Penulis asal Negeri Sakura ini menemukan, penyebab stress adalah banyaknya barang yang dimilikinya–utamanya timbul dari barang barang koleksinya. Piring kotor yang bertumpuk, rak buku yang tak lagi muat, koleksi kamera analog, dan pakaian baru yang mulai usang. benda-benda ini mengeluarkan semacam tuntutan untuk dipertanggungjawabkan. Benda pun berbalik menguasai.
Salah satu yang terburuk dan kondisi yang muncul adalah, stress. Berujung pada kehilangan motivasi dan semangat hidup. Terus membanding-bandingkan dirinya dengan orang lain. Tiba-tiba uang menjadi segalanya.
Kini, setelah menerapkan hidup minimalis, ia mampu berdamai dengan dirinya sendiri. Tak pernah lagi mengucilkan diri, menjadi sosok yang rajin, bersih, dan selalu bersyukur.

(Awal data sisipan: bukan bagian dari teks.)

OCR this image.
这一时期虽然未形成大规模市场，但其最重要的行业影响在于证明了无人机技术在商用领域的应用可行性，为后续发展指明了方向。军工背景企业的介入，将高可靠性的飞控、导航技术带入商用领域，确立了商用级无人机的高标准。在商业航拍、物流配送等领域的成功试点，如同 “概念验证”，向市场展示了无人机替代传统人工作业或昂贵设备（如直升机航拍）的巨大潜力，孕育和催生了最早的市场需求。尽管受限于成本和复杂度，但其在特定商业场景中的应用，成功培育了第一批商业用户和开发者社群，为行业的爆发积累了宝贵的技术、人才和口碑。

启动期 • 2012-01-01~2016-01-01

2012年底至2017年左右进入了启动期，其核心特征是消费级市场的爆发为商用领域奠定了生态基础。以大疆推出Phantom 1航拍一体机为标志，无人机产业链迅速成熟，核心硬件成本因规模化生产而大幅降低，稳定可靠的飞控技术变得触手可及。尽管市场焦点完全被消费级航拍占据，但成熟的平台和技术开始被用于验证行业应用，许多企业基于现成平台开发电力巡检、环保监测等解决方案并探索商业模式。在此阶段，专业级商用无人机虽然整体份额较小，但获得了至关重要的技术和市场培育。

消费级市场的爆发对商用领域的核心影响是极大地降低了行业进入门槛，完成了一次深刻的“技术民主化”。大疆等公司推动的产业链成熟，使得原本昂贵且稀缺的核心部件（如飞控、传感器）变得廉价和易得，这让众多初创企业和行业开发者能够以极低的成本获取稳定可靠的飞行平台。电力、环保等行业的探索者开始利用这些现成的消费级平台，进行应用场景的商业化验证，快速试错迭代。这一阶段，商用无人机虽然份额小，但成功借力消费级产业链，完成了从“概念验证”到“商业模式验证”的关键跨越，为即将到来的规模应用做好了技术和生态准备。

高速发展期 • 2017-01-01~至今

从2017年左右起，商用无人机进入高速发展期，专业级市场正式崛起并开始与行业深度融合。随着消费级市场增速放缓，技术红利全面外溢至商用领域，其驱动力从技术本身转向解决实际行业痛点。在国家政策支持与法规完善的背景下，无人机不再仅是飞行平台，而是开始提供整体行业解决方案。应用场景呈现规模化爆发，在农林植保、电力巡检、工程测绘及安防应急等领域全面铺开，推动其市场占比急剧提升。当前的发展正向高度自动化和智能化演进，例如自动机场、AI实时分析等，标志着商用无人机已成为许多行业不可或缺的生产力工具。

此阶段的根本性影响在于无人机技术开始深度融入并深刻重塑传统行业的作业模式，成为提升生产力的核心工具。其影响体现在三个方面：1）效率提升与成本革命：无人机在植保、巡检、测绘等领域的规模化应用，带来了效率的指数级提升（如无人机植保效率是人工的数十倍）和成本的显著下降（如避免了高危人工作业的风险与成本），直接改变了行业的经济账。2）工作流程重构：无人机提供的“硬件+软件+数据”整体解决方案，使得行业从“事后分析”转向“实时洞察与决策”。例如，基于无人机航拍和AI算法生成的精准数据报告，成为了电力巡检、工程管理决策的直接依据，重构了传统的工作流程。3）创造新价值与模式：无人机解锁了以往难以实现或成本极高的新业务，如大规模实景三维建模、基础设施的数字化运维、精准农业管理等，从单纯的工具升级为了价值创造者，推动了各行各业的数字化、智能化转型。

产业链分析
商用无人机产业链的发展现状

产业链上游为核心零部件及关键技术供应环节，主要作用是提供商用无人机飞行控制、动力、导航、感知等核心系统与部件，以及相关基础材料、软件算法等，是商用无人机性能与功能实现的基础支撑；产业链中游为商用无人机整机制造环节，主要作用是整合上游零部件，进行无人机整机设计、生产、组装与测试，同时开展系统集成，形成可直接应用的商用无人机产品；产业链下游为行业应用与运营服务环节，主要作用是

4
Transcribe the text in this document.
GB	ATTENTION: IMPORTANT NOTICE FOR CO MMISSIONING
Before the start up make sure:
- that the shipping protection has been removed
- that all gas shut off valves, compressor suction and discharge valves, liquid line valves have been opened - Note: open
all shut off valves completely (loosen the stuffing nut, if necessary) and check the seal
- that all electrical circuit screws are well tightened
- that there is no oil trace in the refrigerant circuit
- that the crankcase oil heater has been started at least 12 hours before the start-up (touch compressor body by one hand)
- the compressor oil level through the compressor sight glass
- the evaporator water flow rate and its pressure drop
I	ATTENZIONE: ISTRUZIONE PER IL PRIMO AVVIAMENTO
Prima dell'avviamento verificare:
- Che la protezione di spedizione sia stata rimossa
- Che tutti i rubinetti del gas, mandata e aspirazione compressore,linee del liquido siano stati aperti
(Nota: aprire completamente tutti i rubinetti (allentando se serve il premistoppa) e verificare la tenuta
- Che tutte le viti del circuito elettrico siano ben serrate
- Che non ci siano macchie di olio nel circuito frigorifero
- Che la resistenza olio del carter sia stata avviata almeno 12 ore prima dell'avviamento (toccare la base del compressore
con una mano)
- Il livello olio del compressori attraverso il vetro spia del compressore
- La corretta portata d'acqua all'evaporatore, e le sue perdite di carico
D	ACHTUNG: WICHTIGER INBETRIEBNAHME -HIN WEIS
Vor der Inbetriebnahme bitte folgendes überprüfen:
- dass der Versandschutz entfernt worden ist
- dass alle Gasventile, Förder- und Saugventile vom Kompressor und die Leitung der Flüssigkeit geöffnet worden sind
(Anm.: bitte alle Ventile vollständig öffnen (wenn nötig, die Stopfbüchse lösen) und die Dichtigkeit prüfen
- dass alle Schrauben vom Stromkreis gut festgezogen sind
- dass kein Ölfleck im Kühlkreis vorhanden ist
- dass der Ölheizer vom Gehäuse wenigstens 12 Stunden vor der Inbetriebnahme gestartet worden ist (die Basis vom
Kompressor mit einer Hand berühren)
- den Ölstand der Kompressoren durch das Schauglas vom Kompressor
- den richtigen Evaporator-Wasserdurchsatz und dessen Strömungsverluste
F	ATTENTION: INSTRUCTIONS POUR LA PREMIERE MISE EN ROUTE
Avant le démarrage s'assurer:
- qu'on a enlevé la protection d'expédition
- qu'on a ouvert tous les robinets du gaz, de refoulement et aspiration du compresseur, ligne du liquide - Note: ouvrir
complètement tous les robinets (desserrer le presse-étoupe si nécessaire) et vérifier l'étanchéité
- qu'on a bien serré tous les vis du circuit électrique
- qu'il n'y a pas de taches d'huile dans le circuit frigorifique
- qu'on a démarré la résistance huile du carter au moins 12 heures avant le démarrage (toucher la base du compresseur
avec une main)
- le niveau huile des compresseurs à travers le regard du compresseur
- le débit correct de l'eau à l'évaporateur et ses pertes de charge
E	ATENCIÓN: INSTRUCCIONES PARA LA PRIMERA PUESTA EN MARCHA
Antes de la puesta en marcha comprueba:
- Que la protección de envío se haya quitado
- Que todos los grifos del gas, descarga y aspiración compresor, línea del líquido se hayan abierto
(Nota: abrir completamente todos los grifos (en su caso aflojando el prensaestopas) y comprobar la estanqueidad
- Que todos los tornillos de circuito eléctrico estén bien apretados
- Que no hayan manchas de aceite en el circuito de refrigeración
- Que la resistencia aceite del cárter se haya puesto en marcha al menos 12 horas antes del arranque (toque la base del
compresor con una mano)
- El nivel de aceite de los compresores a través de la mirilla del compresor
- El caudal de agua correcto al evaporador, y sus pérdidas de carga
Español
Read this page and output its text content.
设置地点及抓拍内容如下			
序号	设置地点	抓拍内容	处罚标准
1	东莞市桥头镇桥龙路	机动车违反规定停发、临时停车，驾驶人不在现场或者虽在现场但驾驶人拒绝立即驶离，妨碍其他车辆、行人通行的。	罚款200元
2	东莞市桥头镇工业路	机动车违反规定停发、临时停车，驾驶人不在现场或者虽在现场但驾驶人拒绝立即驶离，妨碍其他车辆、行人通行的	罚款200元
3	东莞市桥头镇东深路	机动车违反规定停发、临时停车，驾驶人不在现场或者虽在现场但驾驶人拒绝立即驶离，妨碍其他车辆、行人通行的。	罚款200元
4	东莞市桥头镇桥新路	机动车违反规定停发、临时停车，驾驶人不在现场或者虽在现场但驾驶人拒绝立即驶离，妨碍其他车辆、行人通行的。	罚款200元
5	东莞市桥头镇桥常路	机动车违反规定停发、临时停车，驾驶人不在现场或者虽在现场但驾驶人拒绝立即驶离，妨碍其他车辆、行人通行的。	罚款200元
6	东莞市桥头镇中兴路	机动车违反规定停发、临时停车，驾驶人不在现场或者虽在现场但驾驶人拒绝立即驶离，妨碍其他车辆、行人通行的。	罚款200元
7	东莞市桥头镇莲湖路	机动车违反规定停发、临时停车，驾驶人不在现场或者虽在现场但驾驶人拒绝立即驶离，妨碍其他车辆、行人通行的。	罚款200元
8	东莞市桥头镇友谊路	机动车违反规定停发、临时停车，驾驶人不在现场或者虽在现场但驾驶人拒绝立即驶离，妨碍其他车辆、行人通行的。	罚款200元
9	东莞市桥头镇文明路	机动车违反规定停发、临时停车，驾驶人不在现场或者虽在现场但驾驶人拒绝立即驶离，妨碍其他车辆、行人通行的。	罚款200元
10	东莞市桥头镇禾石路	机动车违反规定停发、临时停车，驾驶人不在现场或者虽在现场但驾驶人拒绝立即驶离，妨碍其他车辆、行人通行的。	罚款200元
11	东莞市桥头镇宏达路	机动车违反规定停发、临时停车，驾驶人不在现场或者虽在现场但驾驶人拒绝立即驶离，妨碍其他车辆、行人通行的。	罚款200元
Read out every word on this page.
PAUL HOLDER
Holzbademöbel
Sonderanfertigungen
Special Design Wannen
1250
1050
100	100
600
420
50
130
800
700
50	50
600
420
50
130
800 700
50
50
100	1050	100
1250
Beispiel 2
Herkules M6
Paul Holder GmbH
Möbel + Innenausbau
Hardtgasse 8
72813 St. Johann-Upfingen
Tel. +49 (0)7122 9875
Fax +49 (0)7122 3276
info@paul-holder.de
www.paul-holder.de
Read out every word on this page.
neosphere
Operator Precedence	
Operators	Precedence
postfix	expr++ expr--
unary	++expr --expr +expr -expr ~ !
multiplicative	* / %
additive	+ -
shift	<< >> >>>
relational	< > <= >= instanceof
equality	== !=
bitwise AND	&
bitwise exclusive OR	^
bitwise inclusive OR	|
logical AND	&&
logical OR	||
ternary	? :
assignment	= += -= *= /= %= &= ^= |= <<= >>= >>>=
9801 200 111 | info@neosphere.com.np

Beberapa tips yang dibagikan dalam buku setebal 214 halaman tersebut, yakni : Pertama, Saat berusaha menjadi minimalis, kamu bisa saja bimbang untuk menyingkirkan barang-barangmu karena berbagai alasan. Hal yang harus kamu lakukan, adalah jangan pernah goyah.
Kedua. Jangan berpikir untuk menambah barang lagi, apalagi jika yang kamu punya belum rusak sama sekali.
Ketiga, berhentilah terlalu banyak mengenang masa lalu, walaupun itu adalah kenangan manis. Sebetulnya, memori tersebut akan abadi bersamamu, bersama benda-benda yang kamu simpan sekarang. Benda-benda itu bisa jadi ada disampingmu sekarang, menahan dirimu untuk selalu berada di zona nyaman.
Empat, Biarkan yang kosong tetap kosong. Salah satu keunggulan yang ditawarkan, terbitan Kompas Gramedia ini disajikan dengan apik bersama kiat-kiat menyingkirkan barang.
Sayangnya, membaca buku ini bisa membuat kita memandang negatif pada gaya hidup orang lain. Bahasannya sedikit menghakimi orang-orang memiliki pola hidup yang sebaliknya. Ini dapat menimbulkan persepsi bahwa ‘hanya orang miskin dan kesepian yang cocok’ menerapkannya.
Namun, penulis mampu melenyapkan stigma tersebut, seakan memberi frasa baru, ‘ jika kau belum hidup kehilangan (membuang), kau belum hidup’.
Yang lebih apik lagi adalah, pikiran kita disadarkan untuk fokus memilih tujuan, “jika jawabannya bukan ‘sangat butuh’ katakan TIDAK”, ungkapan ini tertera di halaman 105 tips ke-51.
Memanfaatkan teknologi pun bisa menjadi opsi memulai hidup minimalis, seperti fungsi laptop dan gadget yang mencakup TV, radio selain mampu menyebarkan informasi, kedua benda tersebut bisa menjadi sarana hiburan yang hemat.
Sayangnya, perlu dipahami pula, jika hidup minimalis bukanlah tujuan dari hidup seseorang, hanya salah satu jalan. Jika ditafsirkan pun, tak ada definisi pasti minimalisme. Bisa dikata, keadaan saat kamu menyadari kebutuhanmu dibanding keinginan semata, dan membatasi diri dari nafsu memilikinya, itu akan menjadi definisi yang tepat.